Para Compromís, esta excusa es inaceptable y revela una falta de control sobre las propias acciones del gobierno.
Cifras en Contraste
- 1.000 apartamentos ilegales supuestamente cerrados, según la alcaldesa.
- 1.200 nuevos apartamentos han abierto mientras está vigente la moratoria, según Compromís.
- 28 sanciones y 34 expedientes finalizados son los únicos que constan en registros municipales, según la oposición.
"Las referidas informaciones evidencian que la concejalía no sabe ni cuántos ni qué son los apartamentos que ha clausurado", sentenció Puchades. El concejal sostiene que el anuncio de los mil cierres fue una "simple proclama propagandista sin ningún apoyo documental para hacer más efectistas sus declaraciones".
El Siguiente Paso: ¿Aparecerá la Lista?
Con la resolución del Síndic de Greuges sobre la mesa, la presión se traslada de nuevo al equipo de gobierno de María José Catalá. El Ayuntamiento está ahora instado por una alta institución a demostrar con datos concretos una de sus principales proclamas en materia de vivienda y turismo.

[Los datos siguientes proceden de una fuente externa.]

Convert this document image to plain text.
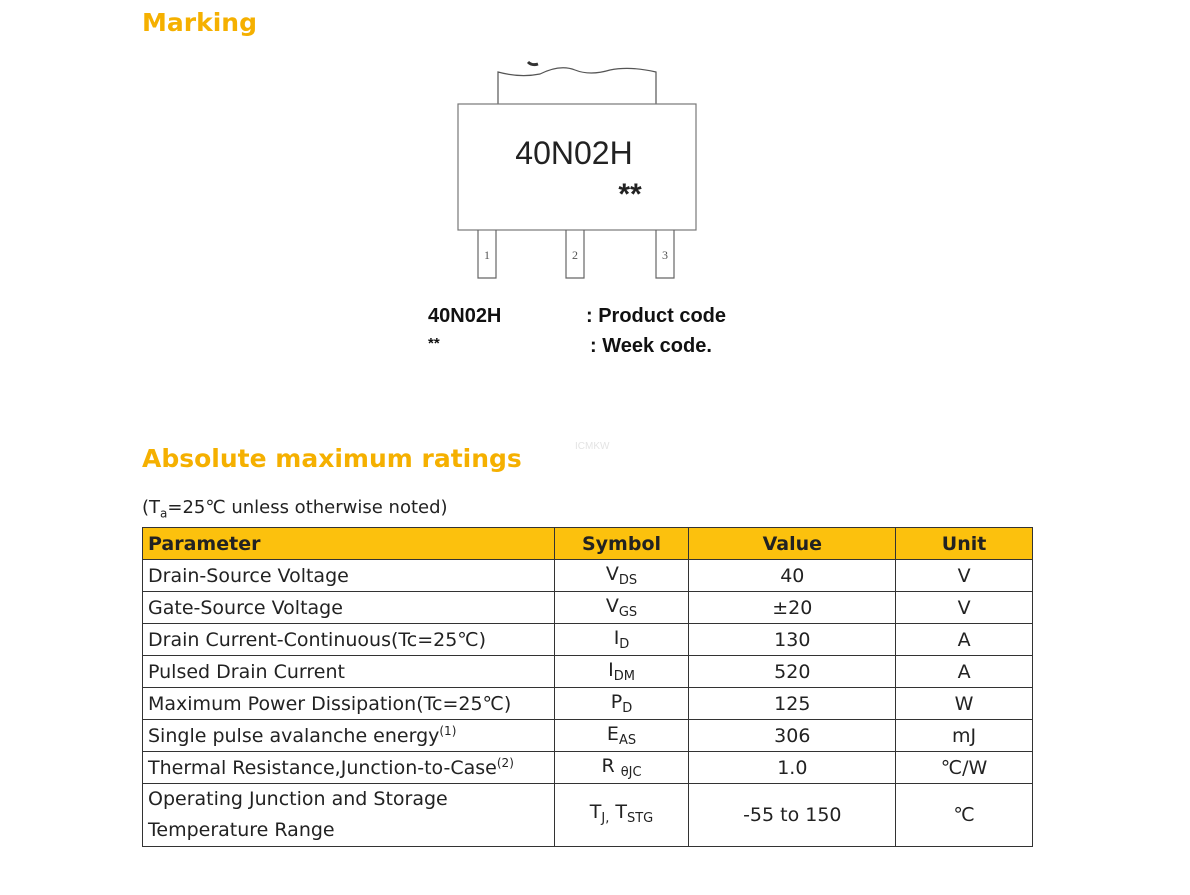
Marking
40N02H
**
1	2	3
40N02H	: Product code
**	: Week code.
ICMKW
Absolute maximum ratings
($T_a=25℃$ unless otherwise noted)
Parameter	Symbol	Value	Unit
Drain-Source Voltage	$V_{DS}$	40	V
Gate-Source Voltage	$V_{GS}$	±20	V
Drain Current-Continuous(Tc=25℃)	$I_D$	130	A
Pulsed Drain Current	$I_{DM}$	520	A
Maximum Power Dissipation(Tc=25℃)	$P_D$	125	W
Single pulse avalanche energy$^{(1)}$	$E_{AS}$	306	mJ
Thermal Resistance,Junction-to-Case$^{(2)}$	R $_{\theta JC}$	1.0	℃/W
Operating Junction and Storage
Temperature Range	$T_{J,}$ $T_{STG}$	-55 to 150	℃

"Ahora sabremos hasta dónde llegan las verdades que Catalá va proclamando sobre su acción frente a los apartamentos turísticos", concluyó Puchades. La oposición se mantiene a la espera de recibir la documentación que, según defienden, debería haber sido pública desde el primer momento.
Este episodio añade más tensión al ya complejo debate sobre el modelo turístico de València, la crisis de acceso a la vivienda y la efectividad de las medidas regulatorias implementadas por las distintas administraciones.